Alteration of forest succession and carbon cycling under elevated CO2

Regenerating forests influence the global carbon (C) cycle, and understanding how climate change will affect patterns of regeneration and C storage is necessary to predict the rate of atmospheric carbon dioxide (CO₂) increase in future decades. While experimental elevation of CO₂ has revealed that young forests respond with increased productivity, there remains considerable uncertainty as to how the long‐term dynamics of forest regrowth are shaped by elevated CO₂ (eCO₂). Here, we use the mechanistic size‐ and age‐ structured Ecosystem Demography model to investigate the effects of CO₂ enrichment on forest regeneration, using data from the Duke Forest Free‐Air Carbon dioxide Enrichment (FACE) experiment, a forest chronosequence, and an eddy‐covariance tower for model parameterization and evaluation.

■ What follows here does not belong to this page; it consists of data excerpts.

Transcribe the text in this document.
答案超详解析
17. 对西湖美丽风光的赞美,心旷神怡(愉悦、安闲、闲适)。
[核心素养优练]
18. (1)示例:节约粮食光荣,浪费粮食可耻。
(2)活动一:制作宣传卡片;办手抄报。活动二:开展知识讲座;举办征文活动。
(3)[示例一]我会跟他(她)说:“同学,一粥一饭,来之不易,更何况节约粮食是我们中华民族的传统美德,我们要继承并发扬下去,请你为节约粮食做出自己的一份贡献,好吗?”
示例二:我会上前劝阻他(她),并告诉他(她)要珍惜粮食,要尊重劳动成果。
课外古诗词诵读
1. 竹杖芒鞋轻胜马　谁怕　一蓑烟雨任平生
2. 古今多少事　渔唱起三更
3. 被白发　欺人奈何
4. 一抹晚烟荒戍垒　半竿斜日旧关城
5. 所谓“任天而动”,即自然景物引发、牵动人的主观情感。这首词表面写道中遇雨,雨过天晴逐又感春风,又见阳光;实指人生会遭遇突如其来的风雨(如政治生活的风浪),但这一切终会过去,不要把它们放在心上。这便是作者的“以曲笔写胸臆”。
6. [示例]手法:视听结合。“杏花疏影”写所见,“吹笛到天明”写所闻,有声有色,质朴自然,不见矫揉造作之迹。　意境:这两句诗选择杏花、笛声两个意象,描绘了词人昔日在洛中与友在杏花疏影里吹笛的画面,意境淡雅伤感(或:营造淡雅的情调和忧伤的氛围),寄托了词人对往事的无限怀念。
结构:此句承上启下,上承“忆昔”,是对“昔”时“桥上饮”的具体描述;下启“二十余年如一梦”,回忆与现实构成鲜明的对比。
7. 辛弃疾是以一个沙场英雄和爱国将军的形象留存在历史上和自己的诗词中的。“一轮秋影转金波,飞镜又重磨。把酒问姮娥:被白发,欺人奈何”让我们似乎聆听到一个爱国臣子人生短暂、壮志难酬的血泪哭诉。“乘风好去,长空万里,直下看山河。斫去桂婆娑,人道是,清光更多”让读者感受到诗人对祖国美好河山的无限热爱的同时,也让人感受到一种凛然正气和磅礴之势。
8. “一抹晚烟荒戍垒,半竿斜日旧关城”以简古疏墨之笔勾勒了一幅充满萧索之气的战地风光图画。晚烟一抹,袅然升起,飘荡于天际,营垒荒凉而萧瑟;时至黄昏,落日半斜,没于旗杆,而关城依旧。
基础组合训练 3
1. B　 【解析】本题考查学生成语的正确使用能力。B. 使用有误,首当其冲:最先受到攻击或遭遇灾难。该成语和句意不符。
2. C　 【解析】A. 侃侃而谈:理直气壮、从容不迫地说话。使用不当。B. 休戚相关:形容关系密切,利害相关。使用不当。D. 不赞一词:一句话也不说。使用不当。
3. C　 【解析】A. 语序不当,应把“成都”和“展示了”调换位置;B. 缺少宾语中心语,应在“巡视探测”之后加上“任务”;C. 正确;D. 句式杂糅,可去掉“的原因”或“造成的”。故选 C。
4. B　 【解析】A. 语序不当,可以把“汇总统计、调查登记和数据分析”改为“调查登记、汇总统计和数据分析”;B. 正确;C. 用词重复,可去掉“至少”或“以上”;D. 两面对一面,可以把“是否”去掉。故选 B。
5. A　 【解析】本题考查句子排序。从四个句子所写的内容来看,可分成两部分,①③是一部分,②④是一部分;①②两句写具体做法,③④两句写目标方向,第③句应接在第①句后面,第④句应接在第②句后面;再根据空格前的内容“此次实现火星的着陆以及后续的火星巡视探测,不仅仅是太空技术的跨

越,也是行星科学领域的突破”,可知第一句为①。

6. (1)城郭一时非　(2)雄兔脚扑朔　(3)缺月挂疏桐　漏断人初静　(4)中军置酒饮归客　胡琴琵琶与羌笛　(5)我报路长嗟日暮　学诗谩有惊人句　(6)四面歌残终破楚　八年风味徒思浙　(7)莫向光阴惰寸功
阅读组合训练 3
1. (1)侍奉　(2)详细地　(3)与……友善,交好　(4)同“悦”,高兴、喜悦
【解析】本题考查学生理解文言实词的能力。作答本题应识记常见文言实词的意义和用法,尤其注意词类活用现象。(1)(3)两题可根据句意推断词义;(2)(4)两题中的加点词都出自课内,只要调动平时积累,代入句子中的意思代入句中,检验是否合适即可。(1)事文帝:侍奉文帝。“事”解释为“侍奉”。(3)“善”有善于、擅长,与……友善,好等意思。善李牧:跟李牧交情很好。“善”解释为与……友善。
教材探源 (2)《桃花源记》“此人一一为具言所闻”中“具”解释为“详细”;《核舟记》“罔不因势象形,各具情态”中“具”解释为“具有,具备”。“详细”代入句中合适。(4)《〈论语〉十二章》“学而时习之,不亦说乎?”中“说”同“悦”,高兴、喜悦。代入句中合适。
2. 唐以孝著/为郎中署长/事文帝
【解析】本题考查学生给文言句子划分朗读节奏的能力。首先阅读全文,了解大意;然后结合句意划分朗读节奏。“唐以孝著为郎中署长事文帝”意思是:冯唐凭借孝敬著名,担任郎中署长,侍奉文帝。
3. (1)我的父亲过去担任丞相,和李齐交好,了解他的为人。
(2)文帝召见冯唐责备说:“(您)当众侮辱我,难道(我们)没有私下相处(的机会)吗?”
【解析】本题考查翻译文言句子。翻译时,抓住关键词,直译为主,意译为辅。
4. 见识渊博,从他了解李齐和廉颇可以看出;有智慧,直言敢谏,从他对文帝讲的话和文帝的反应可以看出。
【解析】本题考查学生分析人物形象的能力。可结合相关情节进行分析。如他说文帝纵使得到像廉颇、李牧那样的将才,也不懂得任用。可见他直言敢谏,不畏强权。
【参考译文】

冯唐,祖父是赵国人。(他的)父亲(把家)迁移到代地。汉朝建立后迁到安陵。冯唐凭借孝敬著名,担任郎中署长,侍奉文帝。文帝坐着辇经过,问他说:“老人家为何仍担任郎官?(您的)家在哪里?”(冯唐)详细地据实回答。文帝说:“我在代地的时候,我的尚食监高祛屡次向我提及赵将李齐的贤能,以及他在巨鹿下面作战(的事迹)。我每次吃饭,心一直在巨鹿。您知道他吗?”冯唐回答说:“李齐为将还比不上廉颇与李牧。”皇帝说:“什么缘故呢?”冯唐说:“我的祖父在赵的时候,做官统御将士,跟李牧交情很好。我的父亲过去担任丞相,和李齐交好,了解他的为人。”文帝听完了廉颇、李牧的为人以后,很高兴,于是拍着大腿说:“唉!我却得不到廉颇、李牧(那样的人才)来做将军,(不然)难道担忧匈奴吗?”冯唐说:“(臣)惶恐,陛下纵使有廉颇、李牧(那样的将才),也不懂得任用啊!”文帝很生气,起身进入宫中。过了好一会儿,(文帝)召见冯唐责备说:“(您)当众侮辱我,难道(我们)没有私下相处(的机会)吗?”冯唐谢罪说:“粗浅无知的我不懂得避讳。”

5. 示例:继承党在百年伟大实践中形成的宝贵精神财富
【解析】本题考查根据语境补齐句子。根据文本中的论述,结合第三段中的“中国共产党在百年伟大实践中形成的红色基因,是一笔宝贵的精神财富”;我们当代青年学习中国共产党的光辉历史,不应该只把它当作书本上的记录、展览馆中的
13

We find that the dynamics of forest regeneration are accelerated, and stands consistently hit a variety of developmental benchmarks earlier under eCO₂. Because responses to eCO₂ varied by plant functional type, successional pathways, and mature forest composition differed under eCO₂, with mid‐ and late‐successional hardwood functional types experiencing greater increases in biomass compared to early‐successional functional types and the pine canopy. Over the simulation period, eCO₂ led to an increase in total ecosystem C storage of 9.7 Mg C ha^‐1. Model predictions of mature forest biomass and ecosystem–atmosphere exchange of CO₂ and H₂O were sensitive to assumptions about nitrogen limitation; both the magnitude and persistence of the ecosystem response to eCO₂ were reduced under N limitation. In summary, our simulations demonstrate that eCO₂ can result in a general acceleration of forest regeneration while altering the course of successional change and having a lasting impact on forest ecosystems.